Viajó a Rosas con sus amigos. Esperaron impacientes la hora de entrar. Les condujeron a su mesa. Les presentaron la carta de tapas que iban a servir y comenzó el espectáculo. Los camareros se movían rápido, como bailando entre las mesas y sirvieron las primeras tapas en unos platos imposibles. Máxima concentración. Todos cogieron la primera porción y se la llevaron a la boca. Exclamaciones y murmullos de sorpresa se extendieron por el restaurante. Todo el mundo comentó que estaba excelente. Pero a él le supo prácticamente a agua.
"¿Pero qué demonios...?" -se preguntó. Entonces razonó que quizá esa era la gracia del plato; "aquí experimentan con los sabores, así que es posible que el primero sea una especie de broma para pillar a la gente desprevenida", concluyó. Pero entonces, ¿qué pasaba con los demás? ¿Por qué comentaban extasiados ese momento? ¿Quizá temían quedar como tontos ante los otros? Entre esas cavilaciones llegó la segunda tapa, emplatada en una cuchara ovalada. La observó detenidamente, tomándola con la mano derecha. La acercó a sus labios y sorbió lentamente, dejando que inundase su lengua y su paladar. Nada. Agua, igual que la anterior, e igual que la siguiente, y la siguiente, y la siguiente...
Empezó a sentirte mal, viendo como todos los demás disfrutaban mientras él no conseguía saborear ni la más mínima porción de comida. Sus compañeros estaban ajenos a su sufrimiento, comentando entre ellos los matices que iban descubriendo a cada paso. Él cada vez estaba más angustiado. ¿Qué podía hacer? Quizá disimular, como si estuviese disfrutando al igual que ellos... Pero en su pecho crecía una angustia que pronto sería incapaz de contener. De repente se levantó y se apresuró hacia la salida. Sus amigos le miraron marcharse, pero se quedaron callados por la sorpresa y no se movieron.

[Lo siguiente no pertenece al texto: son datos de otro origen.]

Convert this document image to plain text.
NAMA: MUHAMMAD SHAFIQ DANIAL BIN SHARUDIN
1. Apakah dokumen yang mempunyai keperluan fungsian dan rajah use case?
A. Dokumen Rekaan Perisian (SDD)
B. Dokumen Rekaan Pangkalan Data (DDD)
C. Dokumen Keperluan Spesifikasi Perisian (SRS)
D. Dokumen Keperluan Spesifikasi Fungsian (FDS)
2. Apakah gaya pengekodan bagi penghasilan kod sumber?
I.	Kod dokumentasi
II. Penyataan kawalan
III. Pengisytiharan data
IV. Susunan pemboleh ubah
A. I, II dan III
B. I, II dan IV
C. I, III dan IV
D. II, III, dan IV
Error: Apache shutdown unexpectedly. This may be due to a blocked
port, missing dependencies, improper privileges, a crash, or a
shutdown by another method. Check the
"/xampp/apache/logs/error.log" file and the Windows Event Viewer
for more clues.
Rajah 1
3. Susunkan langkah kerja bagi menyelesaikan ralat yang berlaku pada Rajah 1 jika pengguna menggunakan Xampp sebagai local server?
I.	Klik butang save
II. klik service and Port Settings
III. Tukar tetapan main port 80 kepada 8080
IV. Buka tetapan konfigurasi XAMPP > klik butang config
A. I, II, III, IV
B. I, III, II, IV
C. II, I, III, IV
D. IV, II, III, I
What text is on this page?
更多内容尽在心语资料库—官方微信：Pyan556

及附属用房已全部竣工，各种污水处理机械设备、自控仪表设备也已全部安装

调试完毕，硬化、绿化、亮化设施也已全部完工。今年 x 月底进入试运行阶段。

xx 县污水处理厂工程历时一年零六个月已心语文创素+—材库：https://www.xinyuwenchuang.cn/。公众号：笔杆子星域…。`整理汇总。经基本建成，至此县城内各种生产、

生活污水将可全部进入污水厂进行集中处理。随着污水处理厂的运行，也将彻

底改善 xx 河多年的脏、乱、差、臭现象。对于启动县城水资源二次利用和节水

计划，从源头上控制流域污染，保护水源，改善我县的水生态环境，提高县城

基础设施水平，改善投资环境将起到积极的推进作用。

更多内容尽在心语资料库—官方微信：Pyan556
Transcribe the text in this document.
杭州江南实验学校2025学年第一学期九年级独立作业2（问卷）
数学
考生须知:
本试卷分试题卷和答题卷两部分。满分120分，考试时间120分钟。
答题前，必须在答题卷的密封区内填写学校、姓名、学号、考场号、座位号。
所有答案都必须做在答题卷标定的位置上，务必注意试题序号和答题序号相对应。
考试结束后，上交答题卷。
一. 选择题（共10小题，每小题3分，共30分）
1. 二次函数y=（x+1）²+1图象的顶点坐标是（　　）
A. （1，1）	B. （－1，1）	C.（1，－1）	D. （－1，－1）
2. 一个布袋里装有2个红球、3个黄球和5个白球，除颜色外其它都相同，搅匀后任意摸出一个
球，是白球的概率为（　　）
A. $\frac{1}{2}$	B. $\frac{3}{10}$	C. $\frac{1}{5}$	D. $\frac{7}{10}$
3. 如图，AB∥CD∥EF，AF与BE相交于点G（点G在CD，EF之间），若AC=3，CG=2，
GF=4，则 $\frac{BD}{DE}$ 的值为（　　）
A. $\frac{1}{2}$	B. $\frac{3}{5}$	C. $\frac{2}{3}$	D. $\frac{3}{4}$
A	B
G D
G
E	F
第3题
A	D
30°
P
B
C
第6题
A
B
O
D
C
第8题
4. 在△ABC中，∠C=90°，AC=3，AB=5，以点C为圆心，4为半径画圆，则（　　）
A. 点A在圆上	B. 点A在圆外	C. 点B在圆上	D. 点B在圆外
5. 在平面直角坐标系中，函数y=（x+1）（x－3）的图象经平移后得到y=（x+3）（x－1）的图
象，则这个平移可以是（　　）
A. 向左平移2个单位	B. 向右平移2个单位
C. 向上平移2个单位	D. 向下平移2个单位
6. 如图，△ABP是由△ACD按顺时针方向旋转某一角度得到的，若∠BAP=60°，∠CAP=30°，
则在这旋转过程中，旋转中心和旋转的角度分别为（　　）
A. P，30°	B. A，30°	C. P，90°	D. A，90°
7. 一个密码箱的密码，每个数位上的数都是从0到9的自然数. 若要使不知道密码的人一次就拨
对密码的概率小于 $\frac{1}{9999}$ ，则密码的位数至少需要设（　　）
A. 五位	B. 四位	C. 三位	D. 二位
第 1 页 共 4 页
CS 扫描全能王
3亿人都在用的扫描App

Trastabilló hasta la esquina, bajó las escaleras y a unos pasos, se apoyó como pudo en un árbol. Le costaba respirar. Las piernas le flaquearon y cayó de rodillas junto al árbol. Entonces rompió a llorar sin control. Los sollozos le ahogaban y creyó que nunca podría llorar todo lo que su cuerpo le pedía.
Por suerte no apareció nadie por allí. El llanto le fue desahogando poco a poco. Entonces estuvo en situación de pensar de nuevo. Razonó que nadie podría comprender lo que le pasaba, que tendría que ocultarlo para no ser visto como un bicho raro. Con bastante esfuerzo se fue recomponiendo, secó sus lágrimas, se sacudió y se colocó la ropa, suspiró y se dirigió de nuevo hacia el restaurante.
Buscó de nuevo su mesa. Sus compañeros le observaron y alguien preguntó:
-Pero hombre, ¿dónde estabas? Te has saltado un montón de tapas...
-Ya, tuve que salir un momento.
-Desde luego, mira que eres raro.
-¡Un brindis por los raros del mundo! -propuso alguien.
-¡Eso, que también tienen derecho!
Brindaron y rieron. Por suerte, siempre había quien desdramatizaba las situaciones. Imaginaba que así es como tendría que tomárselo a partir de ese momento.
De vuelta en su hogar, concertó una cita con su médico y unos días después, pasó por la consulta.
-¿Cuál es el problema? -preguntó el médico.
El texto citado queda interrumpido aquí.